V2 na de start, mogelijk in Wassenaar (CC BY-SA 3.0 de - Bundesarchiv - wiki)
V2 na de start, mogelijk in Wassenaar (CC BY-SA 3.0 de – Bundesarchiv – wiki)
Diezelfde achtste september vond in het Nederlandse Wassenaar een soortgelijk spektakel plaats. In het kustdorp tussen Den Haag en Leiden was de vorige dag het konvooi van de 2de Batterij van Artillerie Abteilung 485 aangekomen. Duitse militairen bevalen de bewoners binnen een radius van 800 meter rond de geheime lanceerlocatie hun huizen te verlaten en de deuren en ramen niet op slot te draaien. Ze hoopten twee V2’s op Londen af te vuren, simultaan met de raketten op Parijs. Het lanceren van een raket was een hoogstandje van organisatie. Elk detail kon het verschil betekenen tussen mislukking en succes.
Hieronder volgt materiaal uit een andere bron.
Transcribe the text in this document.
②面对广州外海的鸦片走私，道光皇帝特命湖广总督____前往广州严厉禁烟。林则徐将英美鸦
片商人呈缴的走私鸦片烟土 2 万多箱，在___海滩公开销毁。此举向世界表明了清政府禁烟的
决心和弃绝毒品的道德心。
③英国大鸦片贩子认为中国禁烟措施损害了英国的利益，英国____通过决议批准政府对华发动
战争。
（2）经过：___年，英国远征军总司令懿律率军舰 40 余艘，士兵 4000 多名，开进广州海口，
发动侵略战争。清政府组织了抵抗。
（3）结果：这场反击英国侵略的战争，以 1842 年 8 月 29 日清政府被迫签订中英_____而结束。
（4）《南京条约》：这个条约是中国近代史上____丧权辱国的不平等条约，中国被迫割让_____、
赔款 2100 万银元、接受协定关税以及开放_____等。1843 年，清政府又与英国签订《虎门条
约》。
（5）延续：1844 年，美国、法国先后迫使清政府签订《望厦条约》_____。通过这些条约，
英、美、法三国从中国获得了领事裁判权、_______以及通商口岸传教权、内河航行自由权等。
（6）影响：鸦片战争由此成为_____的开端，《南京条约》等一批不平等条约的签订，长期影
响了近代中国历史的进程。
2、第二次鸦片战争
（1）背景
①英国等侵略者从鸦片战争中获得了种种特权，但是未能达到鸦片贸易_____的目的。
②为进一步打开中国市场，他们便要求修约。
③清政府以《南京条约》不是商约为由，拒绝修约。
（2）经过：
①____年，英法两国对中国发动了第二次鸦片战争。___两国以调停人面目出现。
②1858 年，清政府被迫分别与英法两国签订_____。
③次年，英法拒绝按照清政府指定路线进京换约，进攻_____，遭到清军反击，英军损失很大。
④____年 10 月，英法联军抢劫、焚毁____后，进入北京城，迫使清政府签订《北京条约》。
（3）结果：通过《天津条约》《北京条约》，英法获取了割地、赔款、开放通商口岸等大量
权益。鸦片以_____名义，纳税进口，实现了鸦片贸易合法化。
Die morgen zat het weer niet mee: de sterke wind had een boom omvergeblazen, die omviel op een radiotent enkele kilometers van de lanceerplaats. Die getroffen radiopost moest de V2-motor op afstand uitschakelen zodat die zijn duik kon beginnen.

Toen de storm ging liggen, zagen de overgebleven buurtbewoners hoe een twintigtal vreemd uitziende mannen in beschermende pakken aan het werk waren. Om 18.36 uur voelden ze de grond schudden als bij een aardbeving. Een hevig geraas kwam van de twee uithoeken van de Lijsterlaan. De verbouwereerde Nederlanders zagen hoe simultaan twee grote raketten de lucht in vlogen en de atmosfeer in verdwenen. In enkele minuten staken de twee raketten het Kanaal over. Vanuit het niets klonk kort daarna een oorverdovende knal in de Londense buitenwijk Chiswick. Drie mensen waren op slag dood. Luttele seconden later sloeg de tweede raket in, ditmaal op het dorpje Epping, een dertigtal kilometer ten noorden van Londen. Daar vielen geen slachtoffers. Al snel bleek dat het ditmaal niet om twee doodlebugs ging. Het officieel V-bomvrij verklaren op 7 september had de Londenaars te vroeg doen juichen. Een dag na de euforische nieuwsberichten herbegon de V-bommenterreur. Niet veel later zouden er ook opnieuw V1’s vallen op Londen. Nog tot eind maart 1945 bleef Engeland – net als België – in de ban van de vliegende bommen.